Here I go again explaining too much of my childhood before I get to the original point of my post: my favorite “dad time”. Don’t blame me. When one addresses their childhood, it’s like biting into an apple. After the first bite, you have to continue at a rapid pace, before it gets stale. At least that’s how it is for me. I want you to know the way I was, which directly created the experiences that were most influential for me.
Apples aside, I was a worrisome, quiet and creative kid, with a very active imagination. I wanted to throw footballs and grow up in a 1950’s household. Instead, I was dyslexic, overweight and painfully shy. I did, however, settle for religiously watching I love Lucy, to feed my 50’s additions. I don’t remember throwing the football with my dad. Actually, I don’t have a lot of memories with my father. I knew he loved me very much, but I always felt an unspoken disconnect. I did spend a lot of time deer hunting with him, which I tried to enjoy, but it always felt foreign to me. Fixing and building things didn’t come naturally to me, which is basically the definition of my father. However, to my two brothers, it did. I was an outsider, at least in my own mind.

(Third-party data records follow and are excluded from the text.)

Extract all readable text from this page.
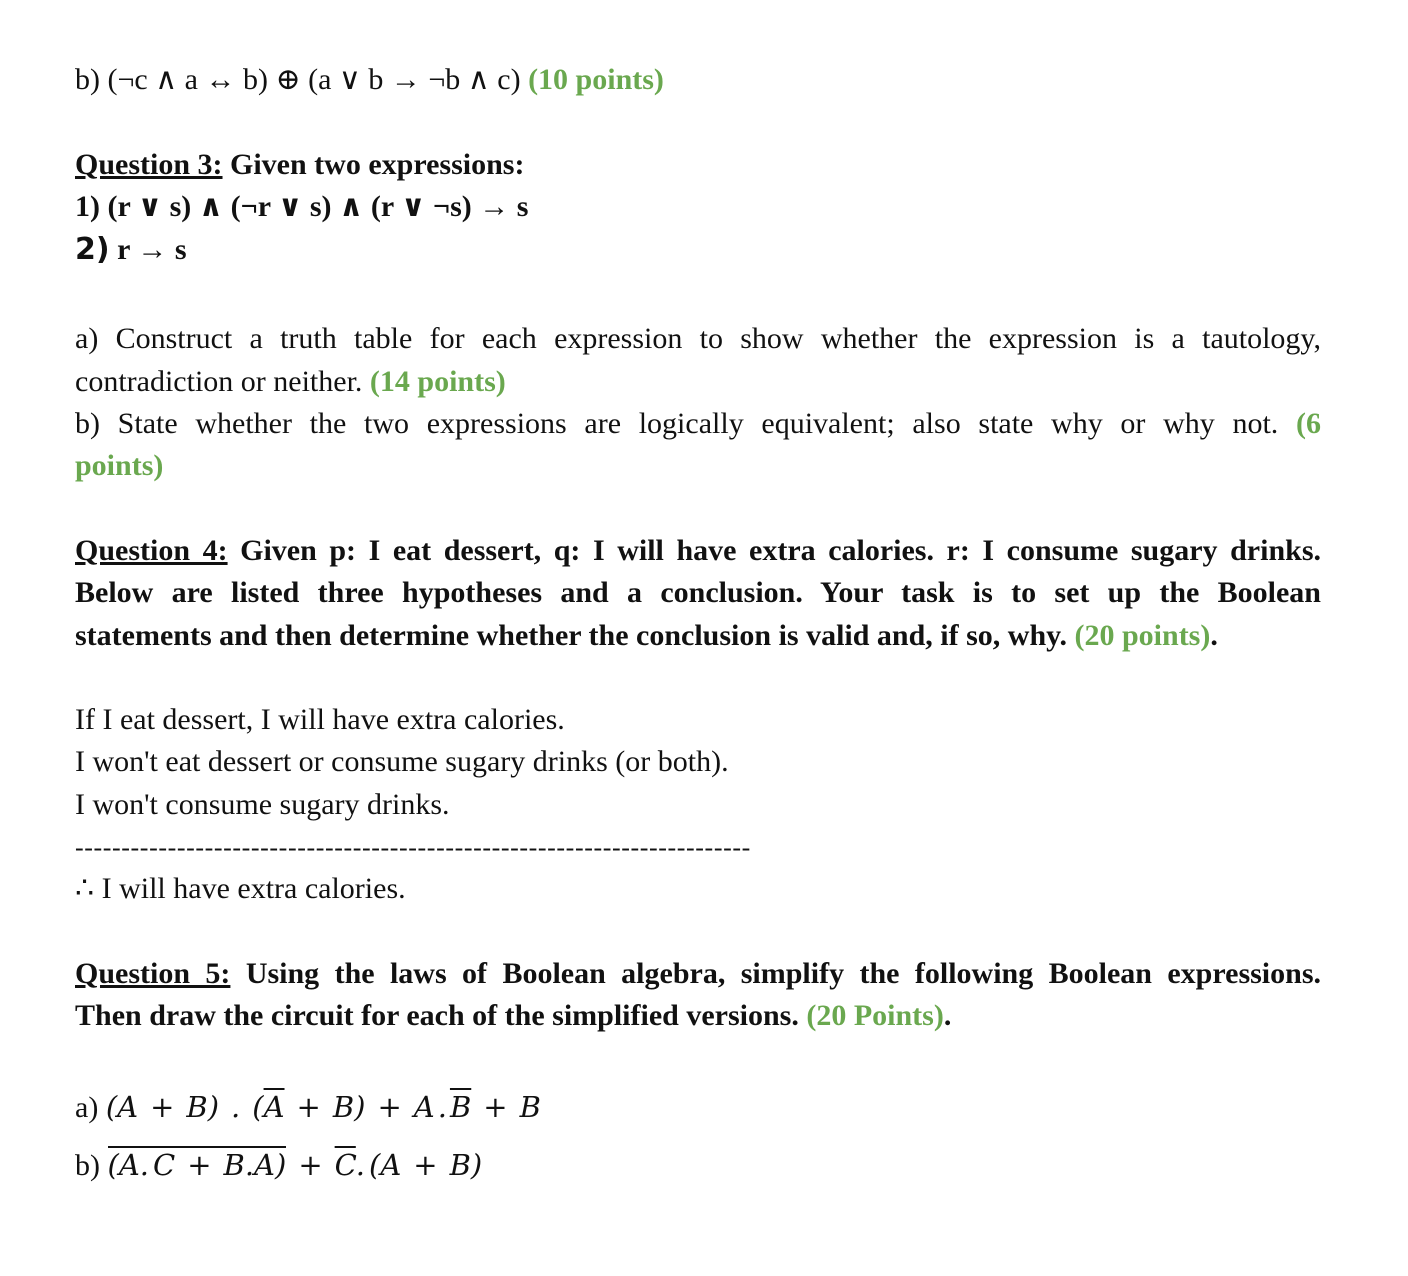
b) (¬c ∧ a ↔ b) ⊕ (a ∨ b → ¬b ∧ c) (10 points)
Question 3: Given two expressions:
1) (r ∨ s) ∧ (¬r ∨ s) ∧ (r ∨ ¬s) → s
2) r → s
a) Construct a truth table for each expression to show whether the expression is a tautology,
contradiction or neither. (14 points)
b) State whether the two expressions are logically equivalent; also state why or why not. (6
points)
Question 4: Given p: I eat dessert, q: I will have extra calories. r: I consume sugary drinks.
Below are listed three hypotheses and a conclusion. Your task is to set up the Boolean
statements and then determine whether the conclusion is valid and, if so, why. (20 points).
If I eat dessert, I will have extra calories.
I won't eat dessert or consume sugary drinks (or both).
I won't consume sugary drinks.
-------------------------------------------------------------------------
∴ I will have extra calories.
Question 5: Using the laws of Boolean algebra, simplify the following Boolean expressions.
Then draw the circuit for each of the simplified versions. (20 Points).
a) (A + B) . $(\overline{A} + B) + A$ . $\overline{B} + B$
b) ($\overline{A}$. $C + B.\overline{A}) + \overline{C}$. (A + B)
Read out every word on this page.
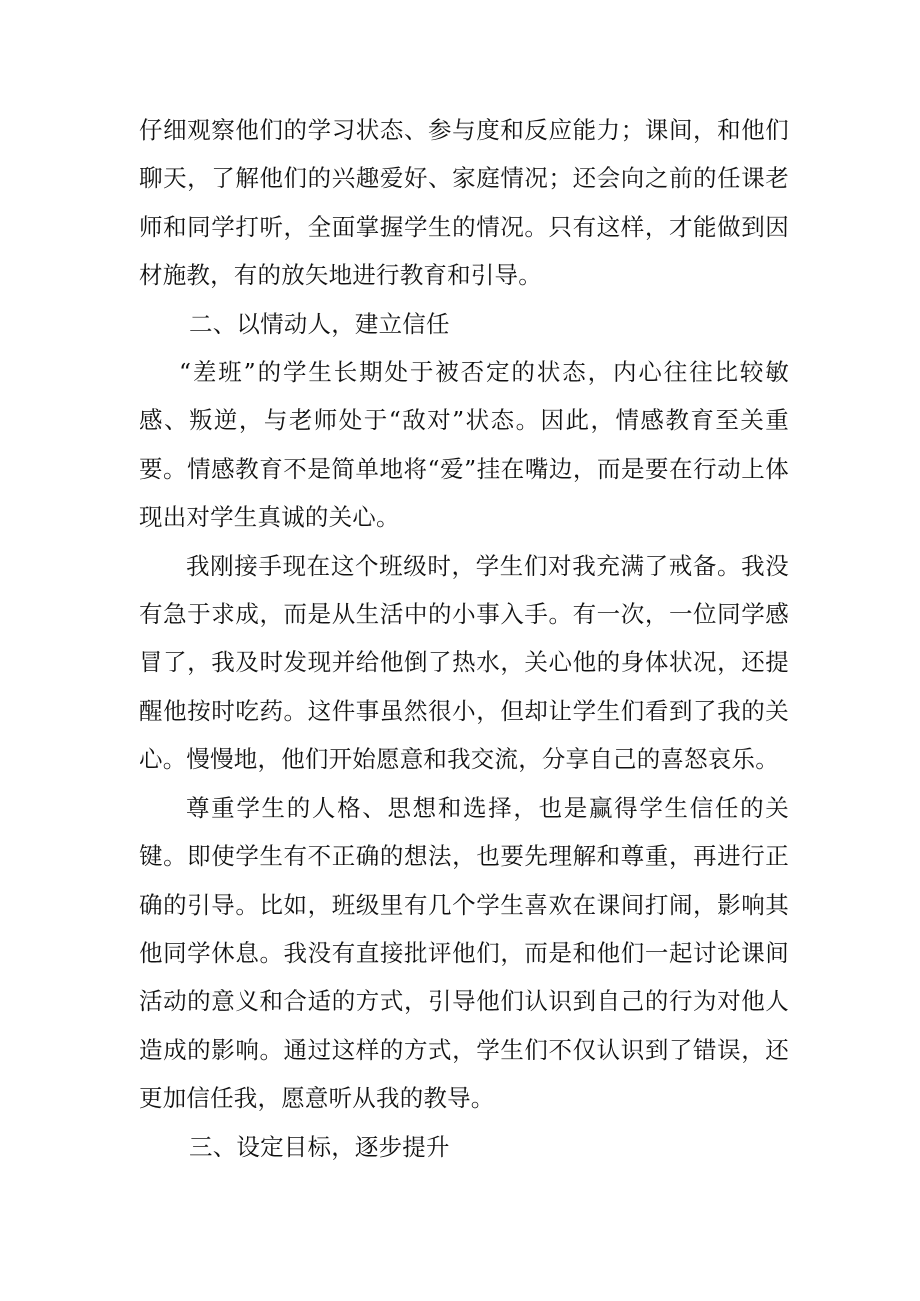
仔细观察他们的学习状态、参与度和反应能力；课间，和他们聊天，了解他们的兴趣爱好、家庭情况；还会向之前的任课老师和同学打听，全面掌握学生的情况。只有这样，才能做到因材施教，有的放矢地进行教育和引导。

二、以情动人，建立信任

“差班”的学生长期处于被否定的状态，内心往往比较敏感、叛逆，与老师处于“敌对”状态。因此，情感教育至关重要。情感教育不是简单地将“爱”挂在嘴边，而是要在行动上体现出对学生真诚的关心。

我刚接手现在这个班级时，学生们对我充满了戒备。我没有急于求成，而是从生活中的小事入手。有一次，一位同学感冒了，我及时发现并给他倒了热水，关心他的身体状况，还提醒他按时吃药。这件事虽然很小，但却让学生们看到了我的关心。慢慢地，他们开始愿意和我交流，分享自己的喜怒哀乐。

尊重学生的人格、思想和选择，也是赢得学生信任的关键。即使学生有不正确的想法，也要先理解和尊重，再进行正确的引导。比如，班级里有几个学生喜欢在课间打闹，影响其他同学休息。我没有直接批评他们，而是和他们一起讨论课间活动的意义和合适的方式，引导他们认识到自己的行为对他人造成的影响。通过这样的方式，学生们不仅认识到了错误，还更加信任我，愿意听从我的教导。

三、设定目标，逐步提升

One thing that did set me apart, was this wonderful little condition called epilepsy. I couldn’t feel envious that my brothers could seize better than I could, although I’m sure they tried, so I considered it an overall win. With said epilepsy, I was required to get blood drawn every month or so, which required me to wake up before school and go to local hospital. I remember getting enthralled with excitement at the opportunity to have alone time with my father, even if it meant getting poked with a needle. The largest perk was our outing after we left the hospital: McDonald’s. Did I mention I was husky? I was. But it wasn’t about the breakfast meal I would devour, it was about my father. I don’t remember talking much, but I remember feeling so connected with him. I didn’t feel like I had to be more masculine or good at hunting, I was just myself. One hundred percent, me.
Reflecting back over my childhood, I can list countless accounts of how great my father was, and continues to be. But my absolute favorite memories are when we sat in McDonald’s. Me, a chubby adolescent, with a band-aid holding a cotton ball over my recent puncture wound, and my strong, silent father, probably wearing black jeans and cowboy boots, which he just recently exchanged for a pair of slacks and dress shoes.
As mentioned, I could write novels on his unnoticed, heroic, acts, but that is the one that I love most.